Gervase Hall is a building on Georgetown University's campus, currently housing administrative offices. Built in 1830, it is the third oldest surviving building on campus, after Anne Marie Becraft Hall (1792) and Old North (1795). It comprises 16,920 square feet.
History and Uses
While the original section of Gervase was completed in 1830, a second section was added in 1848, and the south side of the building still shows the division of bricks between the two sections. It was originally used as an infirmary but has since housed classrooms and a chapel.
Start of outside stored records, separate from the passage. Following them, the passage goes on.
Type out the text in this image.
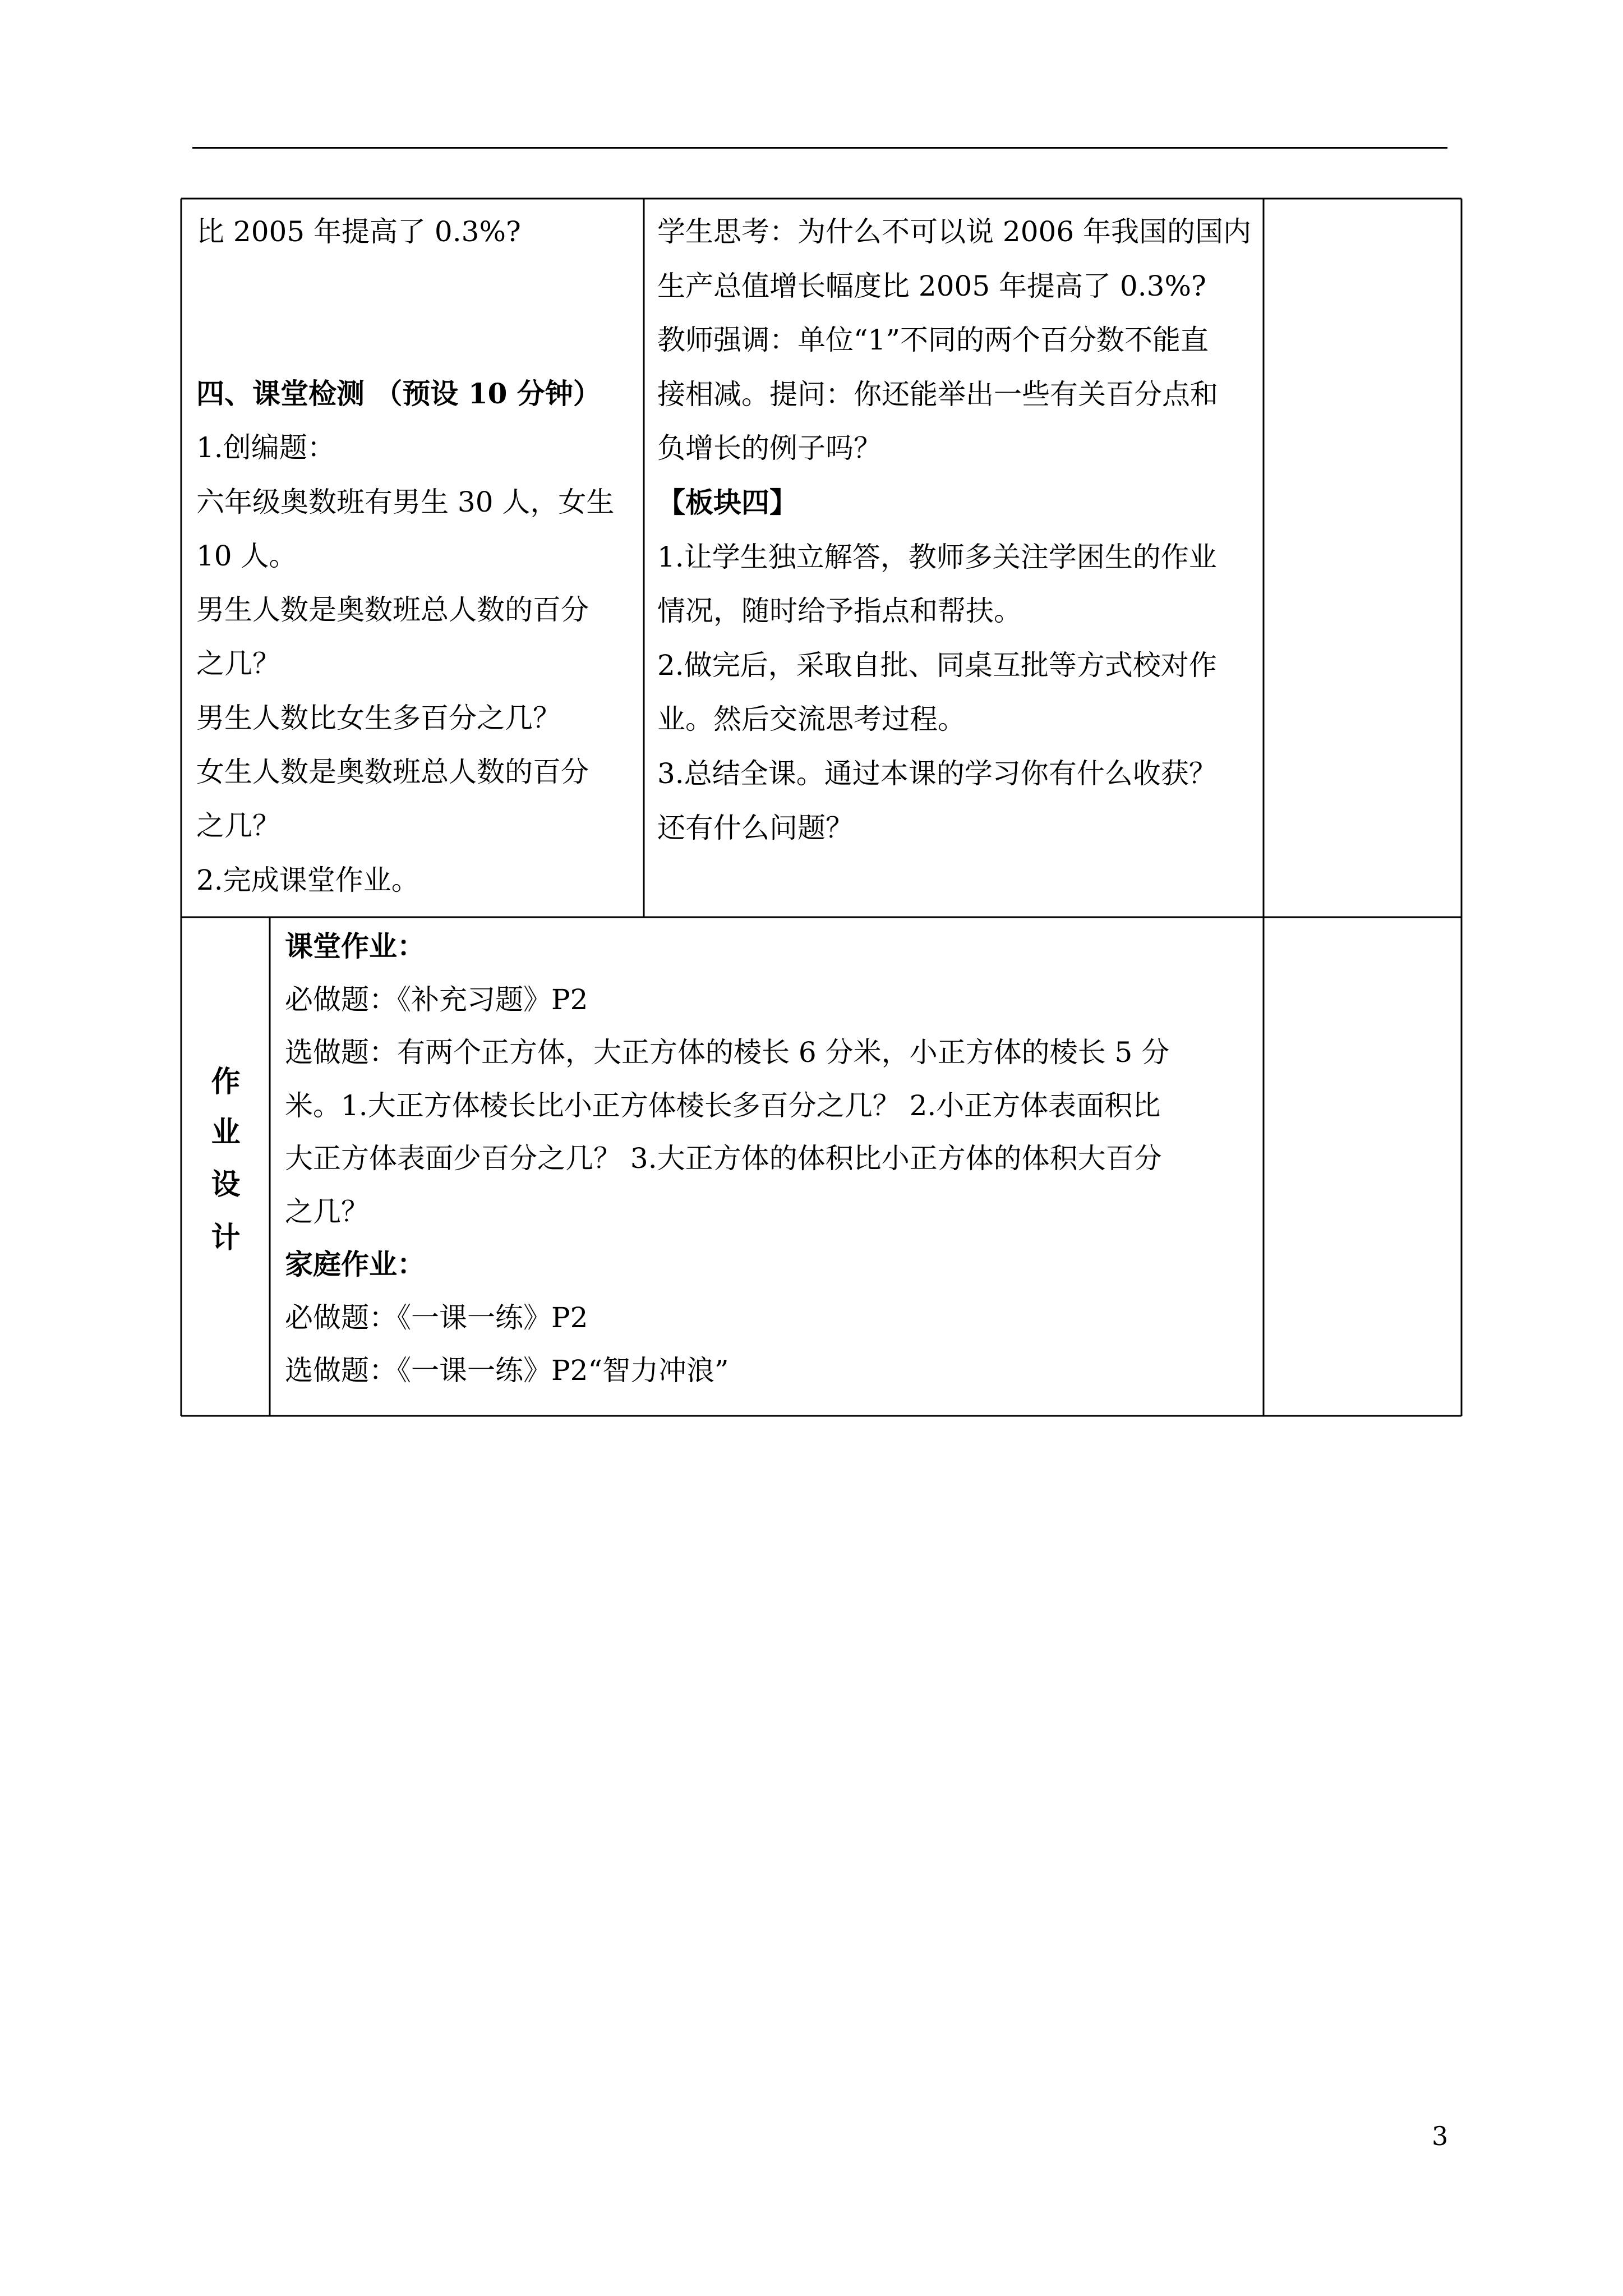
比 2005 年提高了 0.3%?
四、课堂检测 （预设 10 分钟）
1.创编题：
六年级奥数班有男生 30 人，女生
10 人。
男生人数是奥数班总人数的百分
之几？
男生人数比女生多百分之几？
女生人数是奥数班总人数的百分
之几？
2.完成课堂作业。
学生思考：为什么不可以说 2006 年我国的国内
生产总值增长幅度比 2005 年提高了 0.3%?
教师强调：单位“1”不同的两个百分数不能直
接相减。提问：你还能举出一些有关百分点和
负增长的例子吗？
【板块四】
1.让学生独立解答，教师多关注学困生的作业
情况，随时给予指点和帮扶。
2.做完后，采取自批、同桌互批等方式校对作
业。然后交流思考过程。
3.总结全课。通过本课的学习你有什么收获？
还有什么问题？
作
业
设
计
课堂作业：
必做题：《补充习题》P2
选做题：有两个正方体，大正方体的棱长 6 分米，小正方体的棱长 5 分
米。1.大正方体棱长比小正方体棱长多百分之几？ 2.小正方体表面积比
大正方体表面少百分之几？ 3.大正方体的体积比小正方体的体积大百分
之几？
家庭作业：
必做题：《一课一练》P2
选做题：《一课一练》P2“智力冲浪”
3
Until the early 1950s, a Jesuit and Student Infirmary was located on the first floor, with additional rooms on the second floor. Until 1960, the basement housed a tailor shop and a facility for kitchen staff. These were replaced by offices for the Director of Maintenance Operations and the Housekeeping Department, which remained there until the construction of Harbin Hall in 1965. At that point the Jesuit Community (comprising Gervase, Ryan, and Isaac Hawkins Halls as well as the Jesuit Cemetery) took control of Gervase. It currently serves as an administrative office space.
Fire and Renovation
The building was severely damaged by a fire on December 15, 1973, during which the D.C. Fire Department managed to save the building itself as well as six Jesuits inside.1 Authorities arrested William J. Holmes, a former Jesuit (and, ironically, a fire extinguisher salesman) who had left the order in 1959 but still lived in the building, on suspicion of starting the fire through negligent smoking. Holmes had previously warned the other residents of the building's inadequate alarm and fire extinguishing systems.2
After the fire, Gervase remained empty until September 1976, when a renovation was completed. At that point the top floor housed small chapels and study rooms on the top floor, two-room suites on the second and third floor, a guest room, music room, library, small parlor, and a large recreation room on the first floor. The basement housed three TV rooms, a billiard room, conference room, bathroom, mechanical room, and central heating and cooling systems.
Design
Two of Gervase's architectural elements are historically notable. The first is the fireplace in the first floor recreation room, which once belonged to the Francis Scott Key Mansion. That mansion was later demolished to make way for Whitehurst Freeway. The second historic element is the building's porch, which once adorned Old South, the first building constructed on campus (1788). Old South was demolished in 1904 to make way for Ryan Hall.
The building's name honors Brother Thomas Gervase, who had sailed with Fathers White and Gravenor and 200 other colonists to Maryland in 1634 aboard the Ark and the Dove.
- 1Francis X. Ballman, "Gervase Hall," Building Outlines Campus Buildings, 1789 – 1995, Father Lawrence Hurley Memorial Edition, Francis X. Ballmann and the Division of Facilities, 1995, pp. 20 - 21.